For more than a century, the Theological Seminary of the Diocese of Ohio--better known as Bexley Hall--occupied its own little corner of Kenyon. The building still graces the north end of Middle Path, a stately reminder of the College's religious history.

That history began before Bexley even existed. Bishop Philander Chase, who founded Kenyon in 1824, trained the first theology students together with Professor William Sparrow. "It was basically the two of them serving as mentors," said College Historian Thomas P. Stamp '73. "It was more like an apprenticeship program."

The seminary building opened in 1843, after four years of construction. (Finishing touches took another fifteen years.) It was named for Nicholas Vansittart, Lord Bexley, a former Chancellor of the Exchequer who was active in the Church Missionary Society, part of the Anglican evangelical movement in England. The Tudor-Gothic structure was designed by Henry Roberts, the eminent
British architect best known for Fishmongers' Hall in London.

In its first decade, the seminary saw a maximum enrollment of a dozen students. By 1861, that number had grown to thirty-nine. Their studies included Biblical texts, homiletics, and a large dose of Anglican church history.

Despite occasional religious controversies and attendant drops in enrollment, Bexley Hall typically housed two dozen seminarians. It was a self-contained world, with the upper two floors providing dormitory space while an adjoining building served as the library.

Prominent church leaders with Bexley Hall ties have included Peter Kwong, who graduated in 1965 and served as the first archbishop of Hong Kong from 1981 to 2007.

The seminary remained in Gambier until 1968, when it moved to Rochester, New York, to affiliate with what is now Colgate Rochester Crozer Divinity School. Three decades later, in 2008, it returned to Ohio, moving to a site beside the Trinity Lutheran Seminary in the Columbus suburb of, yes, Bexley. (The community was named after the English parish that was home to one of the town's founding families.) Today, the seminary typically has about eighteen students.

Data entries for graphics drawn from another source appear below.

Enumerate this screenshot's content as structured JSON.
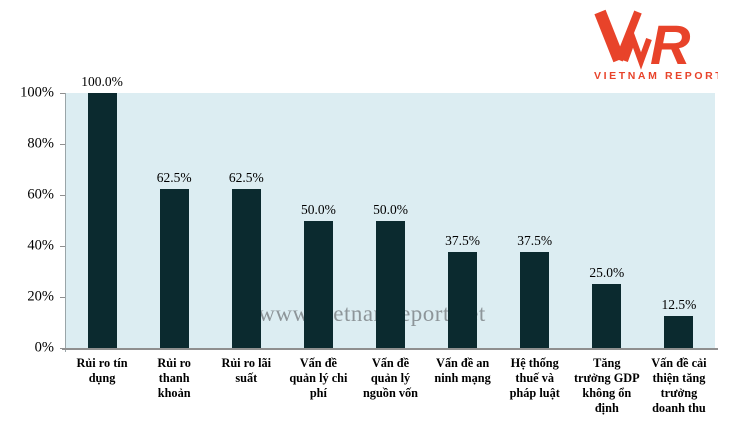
{
  "logo": {
    "letter_v": "V",
    "letter_n": "N",
    "letter_r": "R",
    "text": "VNR",
    "subtitle": "VIETNAM REPORT",
    "color": "#e8432a"
  },
  "watermark": {
    "text": "www.vietnamreport.net"
  },
  "chart_data": {
    "type": "bar",
    "title": "",
    "xlabel": "",
    "ylabel": "",
    "categories": [
      "Rủi ro tín\ndụng",
      "Rủi ro\nthanh\nkhoản",
      "Rủi ro lãi\nsuất",
      "Vấn đề\nquản lý chi\nphí",
      "Vấn đề\nquản lý\nnguồn vốn",
      "Vấn đề an\nninh mạng",
      "Hệ thống\nthuế và\npháp luật",
      "Tăng\ntrưởng GDP\nkhông ổn\nđịnh",
      "Vấn đề cải\nthiện tăng\ntrưởng\ndoanh thu"
    ],
    "values": [
      100.0,
      62.5,
      62.5,
      50.0,
      50.0,
      37.5,
      37.5,
      25.0,
      12.5
    ],
    "value_labels": [
      "100.0%",
      "62.5%",
      "62.5%",
      "50.0%",
      "50.0%",
      "37.5%",
      "37.5%",
      "25.0%",
      "12.5%"
    ],
    "y_tick_labels": [
      "100%",
      "80%",
      "60%",
      "40%",
      "20%",
      "0%"
    ],
    "y_tick_values": [
      100,
      80,
      60,
      40,
      20,
      0
    ],
    "ylim": [
      0,
      100
    ],
    "grid": false,
    "legend": "none",
    "colors": {
      "bar": "#0b2a2f",
      "plot_background": "#dcedf2",
      "axis": "#8f8f8f"
    }
  }
}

The Kenyon building, meanwhile, has served since 1972 as the home to the College's studio art program. Former dorm areas are now cluttered studios where art majors bring their aesthetic visions to life. This era will end when the program moves to the Horvitz Art Building, now under construction and scheduled to open in 2012.

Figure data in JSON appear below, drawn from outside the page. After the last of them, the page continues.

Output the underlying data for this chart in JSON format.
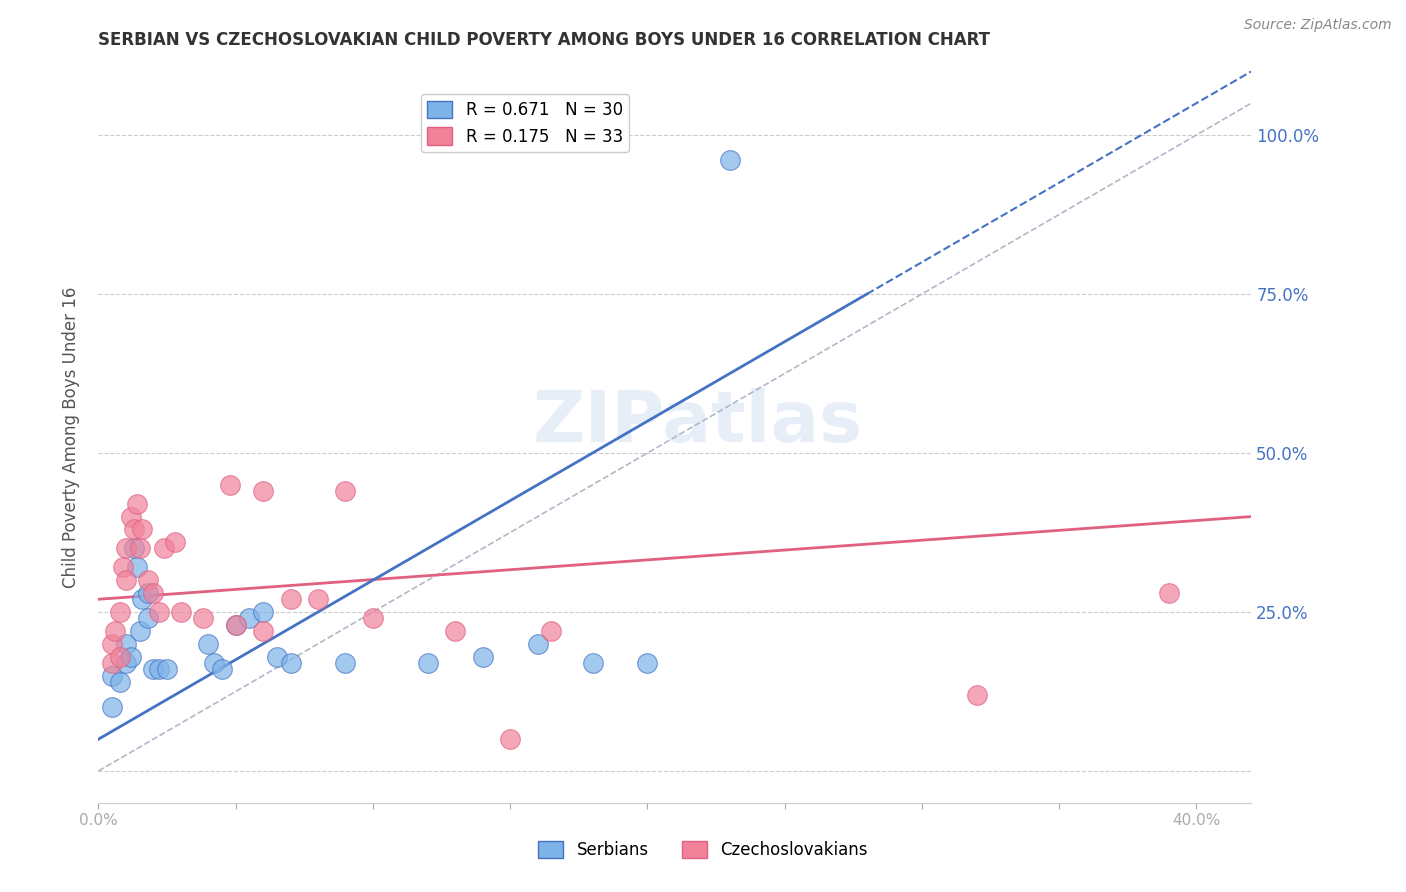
{
  "title": "SERBIAN VS CZECHOSLOVAKIAN CHILD POVERTY AMONG BOYS UNDER 16 CORRELATION CHART",
  "source": "Source: ZipAtlas.com",
  "ylabel": "Child Poverty Among Boys Under 16",
  "xlabel_ticks": [
    0.0,
    0.05,
    0.1,
    0.15,
    0.2,
    0.25,
    0.3,
    0.35,
    0.4
  ],
  "xlabel_labels": [
    "0.0%",
    "",
    "",
    "",
    "",
    "",
    "",
    "",
    "40.0%"
  ],
  "ytick_vals": [
    0.0,
    0.25,
    0.5,
    0.75,
    1.0
  ],
  "ytick_labels": [
    "",
    "25.0%",
    "50.0%",
    "75.0%",
    "100.0%"
  ],
  "xlim": [
    0.0,
    0.42
  ],
  "ylim": [
    -0.05,
    1.1
  ],
  "serbian_R": 0.671,
  "serbian_N": 30,
  "czech_R": 0.175,
  "czech_N": 33,
  "serbian_color": "#7eb3e8",
  "czech_color": "#f0829a",
  "serbian_line_color": "#4472c4",
  "czech_line_color": "#e06080",
  "ref_line_color": "#b0b8c8",
  "watermark": "ZIPatlas",
  "background_color": "#ffffff",
  "plot_bg": "#ffffff",
  "serbian_dots": [
    [
      0.005,
      0.1
    ],
    [
      0.005,
      0.15
    ],
    [
      0.008,
      0.14
    ],
    [
      0.01,
      0.17
    ],
    [
      0.01,
      0.2
    ],
    [
      0.012,
      0.18
    ],
    [
      0.013,
      0.35
    ],
    [
      0.014,
      0.32
    ],
    [
      0.015,
      0.22
    ],
    [
      0.016,
      0.27
    ],
    [
      0.018,
      0.28
    ],
    [
      0.018,
      0.24
    ],
    [
      0.02,
      0.16
    ],
    [
      0.022,
      0.16
    ],
    [
      0.025,
      0.16
    ],
    [
      0.04,
      0.2
    ],
    [
      0.042,
      0.17
    ],
    [
      0.045,
      0.16
    ],
    [
      0.05,
      0.23
    ],
    [
      0.055,
      0.24
    ],
    [
      0.06,
      0.25
    ],
    [
      0.065,
      0.18
    ],
    [
      0.07,
      0.17
    ],
    [
      0.09,
      0.17
    ],
    [
      0.12,
      0.17
    ],
    [
      0.14,
      0.18
    ],
    [
      0.16,
      0.2
    ],
    [
      0.18,
      0.17
    ],
    [
      0.2,
      0.17
    ],
    [
      0.23,
      0.96
    ]
  ],
  "czech_dots": [
    [
      0.005,
      0.17
    ],
    [
      0.005,
      0.2
    ],
    [
      0.006,
      0.22
    ],
    [
      0.008,
      0.18
    ],
    [
      0.008,
      0.25
    ],
    [
      0.009,
      0.32
    ],
    [
      0.01,
      0.3
    ],
    [
      0.01,
      0.35
    ],
    [
      0.012,
      0.4
    ],
    [
      0.013,
      0.38
    ],
    [
      0.014,
      0.42
    ],
    [
      0.015,
      0.35
    ],
    [
      0.016,
      0.38
    ],
    [
      0.018,
      0.3
    ],
    [
      0.02,
      0.28
    ],
    [
      0.022,
      0.25
    ],
    [
      0.024,
      0.35
    ],
    [
      0.028,
      0.36
    ],
    [
      0.03,
      0.25
    ],
    [
      0.038,
      0.24
    ],
    [
      0.048,
      0.45
    ],
    [
      0.05,
      0.23
    ],
    [
      0.06,
      0.44
    ],
    [
      0.06,
      0.22
    ],
    [
      0.07,
      0.27
    ],
    [
      0.08,
      0.27
    ],
    [
      0.09,
      0.44
    ],
    [
      0.1,
      0.24
    ],
    [
      0.13,
      0.22
    ],
    [
      0.15,
      0.05
    ],
    [
      0.165,
      0.22
    ],
    [
      0.32,
      0.12
    ],
    [
      0.39,
      0.28
    ]
  ],
  "serbian_line_x": [
    0.0,
    0.42
  ],
  "serbian_line_y": [
    0.05,
    1.1
  ],
  "serbian_line_solid_end": 0.28,
  "czech_line_x": [
    0.0,
    0.42
  ],
  "czech_line_y": [
    0.27,
    0.4
  ],
  "ref_line_x": [
    0.0,
    0.42
  ],
  "ref_line_y": [
    0.0,
    1.05
  ]
}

Marcella Hackbardt, who chairs the Art Department, has her office in what was once St. Mary's Chapel in the Bexley Hall building. The elegant dark woodwork of the office's ceiling and leaded glass windows reflect the space's ecclesiastical history.

Hackbardt said she receives visits from former seminarians perhaps once or twice a month. "They have vivid memories. It is such a great space, an uplifting space."